Aktualnie w cenniku Renault znajdują się dwa różne modele Clio. Jedno – produkowane od 2019 roku, które powoli schodzi ze sceny i drugie, które światło dzienne ujrzało w 2025 roku. Pierwsze z nich jest trochę zapomniane. Nie ma go w reklamach, nie ma go w testach samochodów, nie pojawia się zbyt często w mediach społecznościowych. Jego miejsce zajęły modne podwyższane wersje, np. Captur. Spore zamieszanie zrobiły też premiery modeli Renault 4 oraz Renault 5. Do tego klienci w ostatnich latach wolą jednak samochody z wyższym prześwitem.
Wszystko się jednak zmienia. Ekspansja chińskich aut sprawiła, że Europa powoli rozgląda się za względnie tanimi autami. Tutaj mamy przykład Fiata Grande Panda, Dacii Duster czy Dacii Bigster. Renault również poszło tą drogą. Postawiła na względnie tanie auto, które ma zapewnić niszę w segmencie B.

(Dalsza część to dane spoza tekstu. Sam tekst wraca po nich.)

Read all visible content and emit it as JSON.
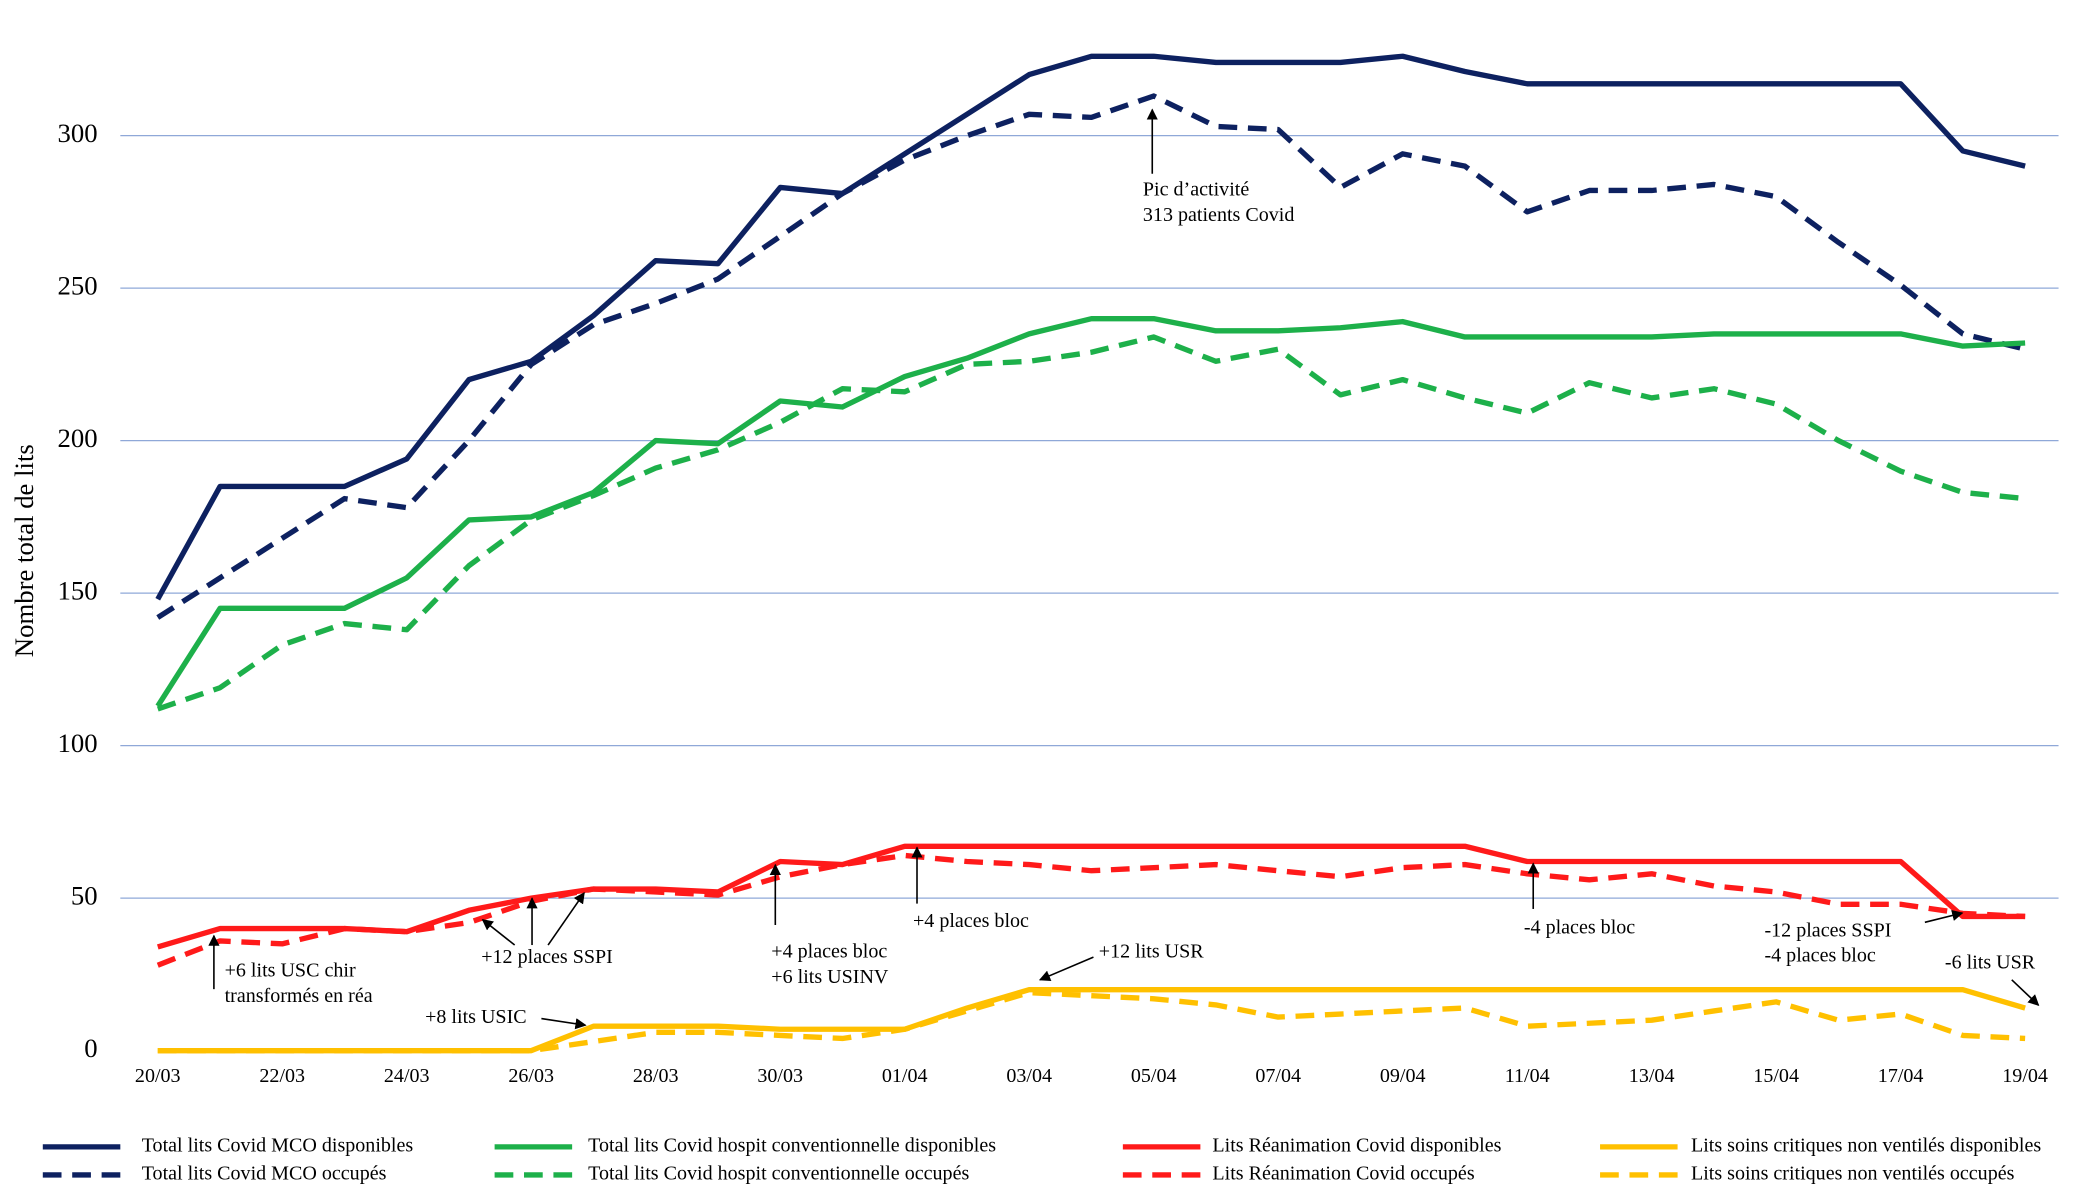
{
  "chart_data": {
    "type": "line",
    "y_label": "Nombre total de lits",
    "categories": [
      "20/03",
      null,
      "22/03",
      null,
      "24/03",
      null,
      "26/03",
      null,
      "28/03",
      null,
      "30/03",
      null,
      "01/04",
      null,
      "03/04",
      null,
      "05/04",
      null,
      "07/04",
      null,
      "09/04",
      null,
      "11/04",
      null,
      "13/04",
      null,
      "15/04",
      null,
      "17/04",
      null,
      "19/04"
    ],
    "ylim": [
      0,
      330
    ],
    "yticks": [
      0,
      50,
      100,
      150,
      200,
      250,
      300
    ],
    "grid": true,
    "series": [
      {
        "name": "Total lits Covid MCO disponibles",
        "color": "#0d2160",
        "dashed": false,
        "values": [
          148,
          185,
          185,
          185,
          194,
          220,
          226,
          241,
          259,
          258,
          283,
          281,
          294,
          307,
          320,
          326,
          326,
          324,
          324,
          324,
          326,
          321,
          317,
          317,
          317,
          317,
          317,
          317,
          317,
          295,
          290
        ]
      },
      {
        "name": "Total lits Covid MCO occupés",
        "color": "#0d2160",
        "dashed": true,
        "values": [
          142,
          155,
          168,
          181,
          178,
          200,
          225,
          238,
          245,
          253,
          267,
          281,
          292,
          300,
          307,
          306,
          313,
          303,
          302,
          283,
          294,
          290,
          275,
          282,
          282,
          284,
          280,
          265,
          251,
          235,
          230
        ]
      },
      {
        "name": "Total lits Covid hospit conventionnelle disponibles",
        "color": "#1db04a",
        "dashed": false,
        "values": [
          113,
          145,
          145,
          145,
          155,
          174,
          175,
          183,
          200,
          199,
          213,
          211,
          221,
          227,
          235,
          240,
          240,
          236,
          236,
          237,
          239,
          234,
          234,
          234,
          234,
          235,
          235,
          235,
          235,
          231,
          232
        ]
      },
      {
        "name": "Total lits Covid hospit conventionnelle occupés",
        "color": "#1db04a",
        "dashed": true,
        "values": [
          112,
          119,
          133,
          140,
          138,
          159,
          174,
          182,
          191,
          197,
          206,
          217,
          216,
          225,
          226,
          229,
          234,
          226,
          230,
          215,
          220,
          214,
          209,
          219,
          214,
          217,
          212,
          200,
          190,
          183,
          181
        ]
      },
      {
        "name": "Lits Réanimation Covid disponibles",
        "color": "#ff1a1a",
        "dashed": false,
        "values": [
          34,
          40,
          40,
          40,
          39,
          46,
          50,
          53,
          53,
          52,
          62,
          61,
          67,
          67,
          67,
          67,
          67,
          67,
          67,
          67,
          67,
          67,
          62,
          62,
          62,
          62,
          62,
          62,
          62,
          44,
          44
        ]
      },
      {
        "name": "Lits Réanimation Covid occupés",
        "color": "#ff1a1a",
        "dashed": true,
        "values": [
          28,
          36,
          35,
          40,
          39,
          42,
          49,
          53,
          52,
          51,
          57,
          61,
          64,
          62,
          61,
          59,
          60,
          61,
          59,
          57,
          60,
          61,
          58,
          56,
          58,
          54,
          52,
          48,
          48,
          45,
          44
        ]
      },
      {
        "name": "Lits soins critiques non ventilés disponibles",
        "color": "#ffc000",
        "dashed": false,
        "values": [
          0,
          0,
          0,
          0,
          0,
          0,
          0,
          8,
          8,
          8,
          7,
          7,
          7,
          14,
          20,
          20,
          20,
          20,
          20,
          20,
          20,
          20,
          20,
          20,
          20,
          20,
          20,
          20,
          20,
          20,
          14
        ]
      },
      {
        "name": "Lits soins critiques non ventilés occupés",
        "color": "#ffc000",
        "dashed": true,
        "values": [
          0,
          0,
          0,
          0,
          0,
          0,
          0,
          3,
          6,
          6,
          5,
          4,
          7,
          13,
          19,
          18,
          17,
          15,
          11,
          12,
          13,
          14,
          8,
          9,
          10,
          13,
          16,
          10,
          12,
          5,
          4
        ]
      }
    ],
    "annotations": [
      [
        "Pic d’activité",
        "313 patients Covid"
      ],
      [
        "+6 lits USC chir",
        "transformés en réa"
      ],
      [
        "+12 places SSPI"
      ],
      [
        "+8 lits USIC"
      ],
      [
        "+4 places bloc",
        "+6 lits USINV"
      ],
      [
        "+4 places bloc"
      ],
      [
        "+12 lits USR"
      ],
      [
        "-4 places bloc"
      ],
      [
        "-12 places SSPI",
        "-4 places bloc"
      ],
      [
        "-6 lits USR"
      ]
    ]
  }
}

Bazowa wersja dawnego bestsellera w nowej wersji kosztuje 84.990 złotych. Pod maską pracuje tutaj silnik wspierany przez turbosprężarkę. Ma on pojemność 1,2 litra, jest 3-cylindrowy i rozwija moc 115 KM. Pod względem wyposażenia jest naprawdę bardzo dobrze. Standard obejmuje multimedia z ekranem 10,1 cala, klimatyzację automatyczną, cztery szyby elektrycznie regulowane i komplet systemów wspierających kierowcę.

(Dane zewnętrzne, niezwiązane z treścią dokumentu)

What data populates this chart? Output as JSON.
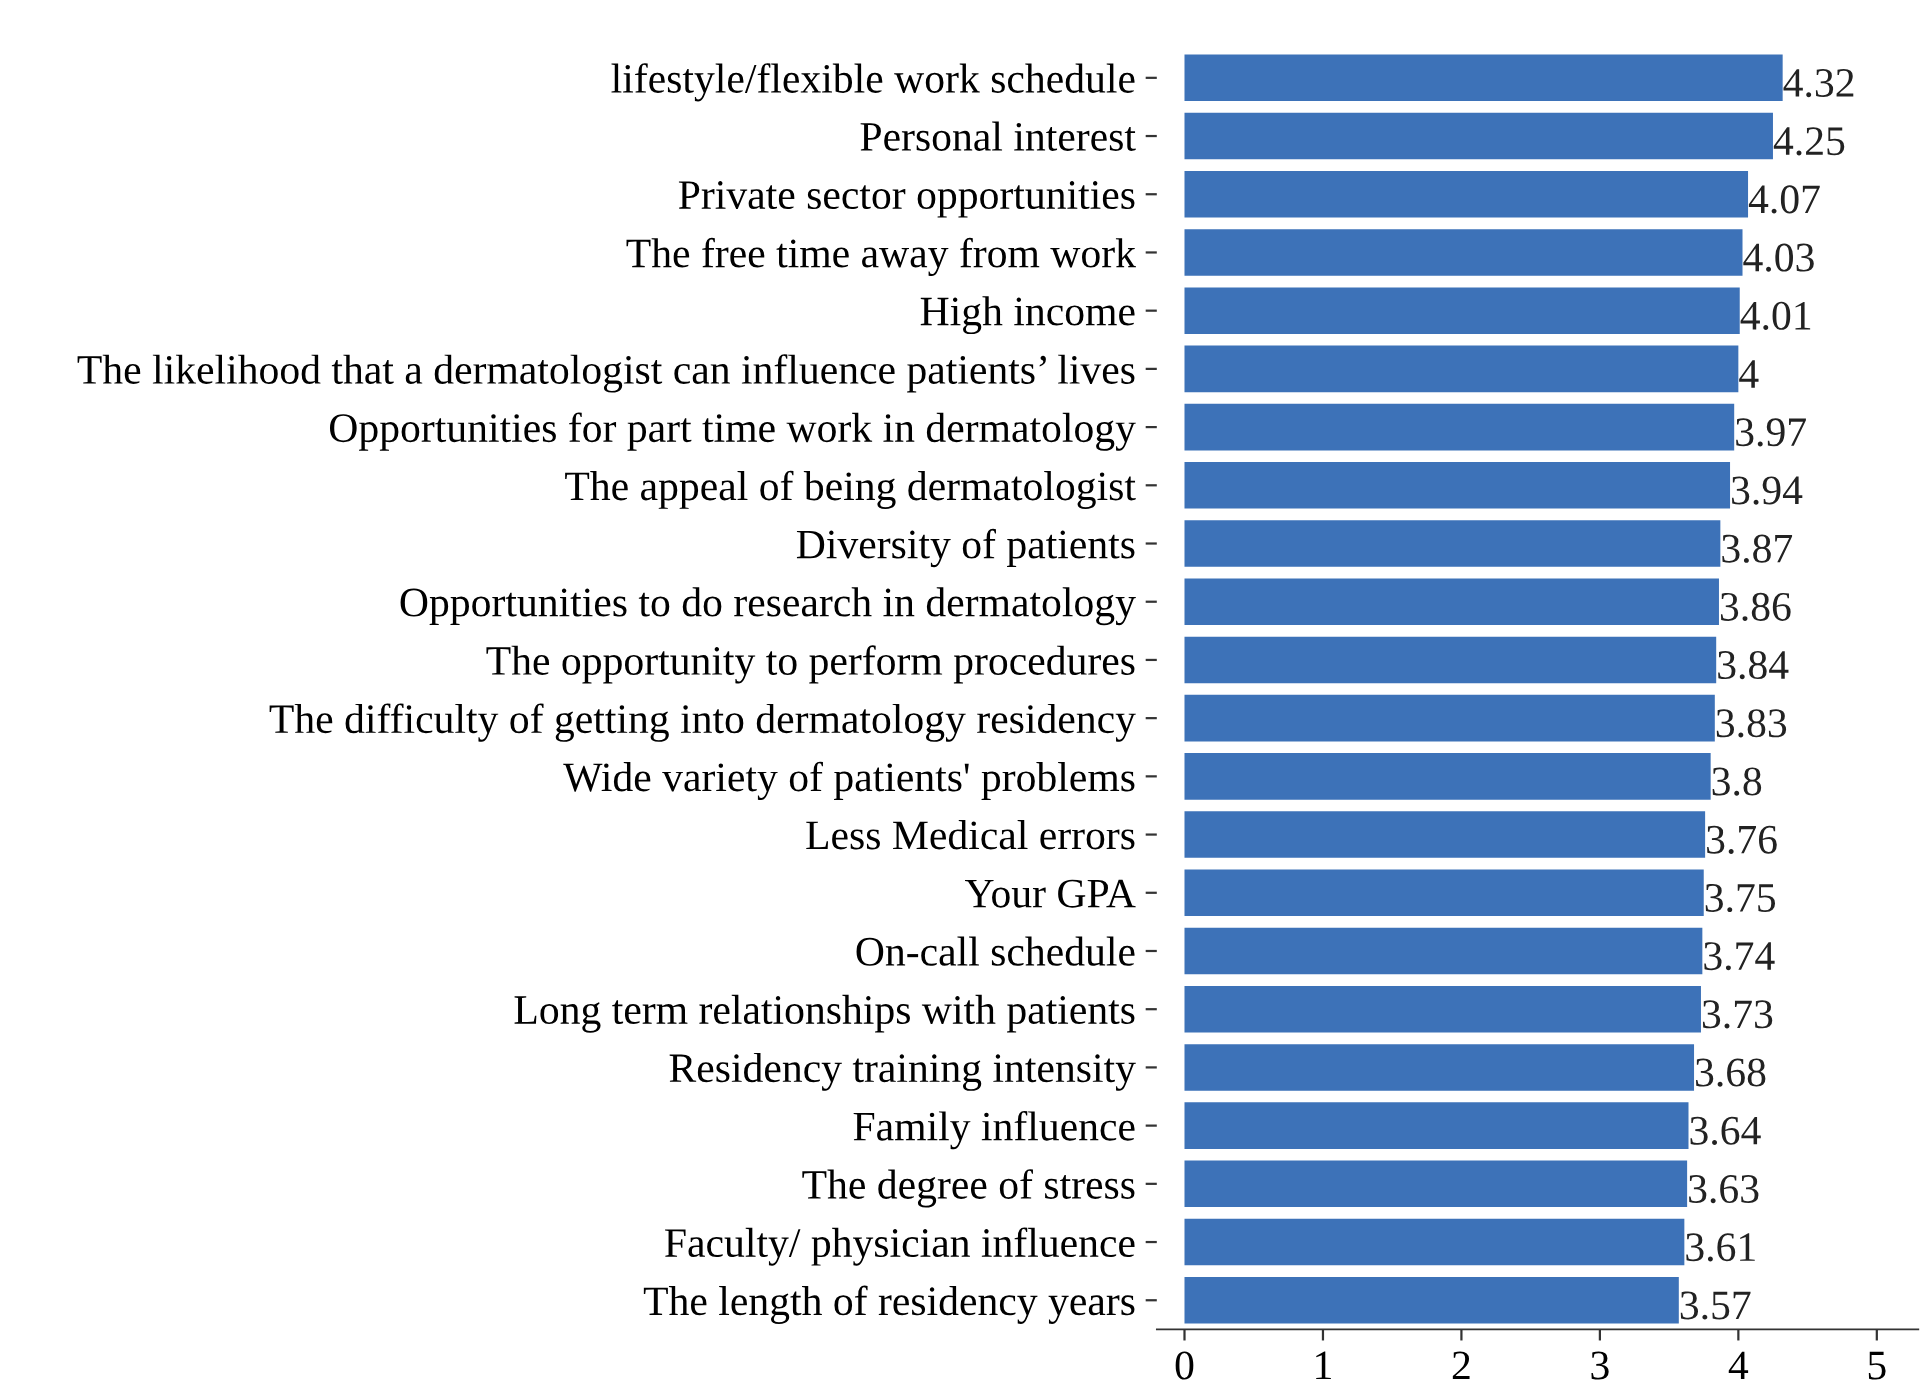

Hybryda o mocy 160 KM dostępna jest dopiero od wersji Evolution. Jej atutem ma być zasięg sięgający nawet 1200 km. Cena takiej wersji wynosi 106.900 złotych.
Wariant techno to wydatek 92.900 złotych dla wersji z silnikiem benzynowym lub 114.900 złotych dla wersji z hybrydą. Tutaj można liczyć na lepsze światła czy felgi ze stopów lekkich. Najdroższa odmiana – Esprit Alpine czyli ta o usportowionym charakterze do wydatek rozpoczynający się od kwoty 123.900 złotych.

Sprzedaż nowego Renault Clio ruszyła dzisiaj. Jedną z nowości w gamie jest zielony kolor lakieru. Wkrótce do oferty trafią inne jednostki napędowe. Spodziewać się można także wersji z LPG. Pierwsze samochody trafią do klientów na początku przyszłego roku.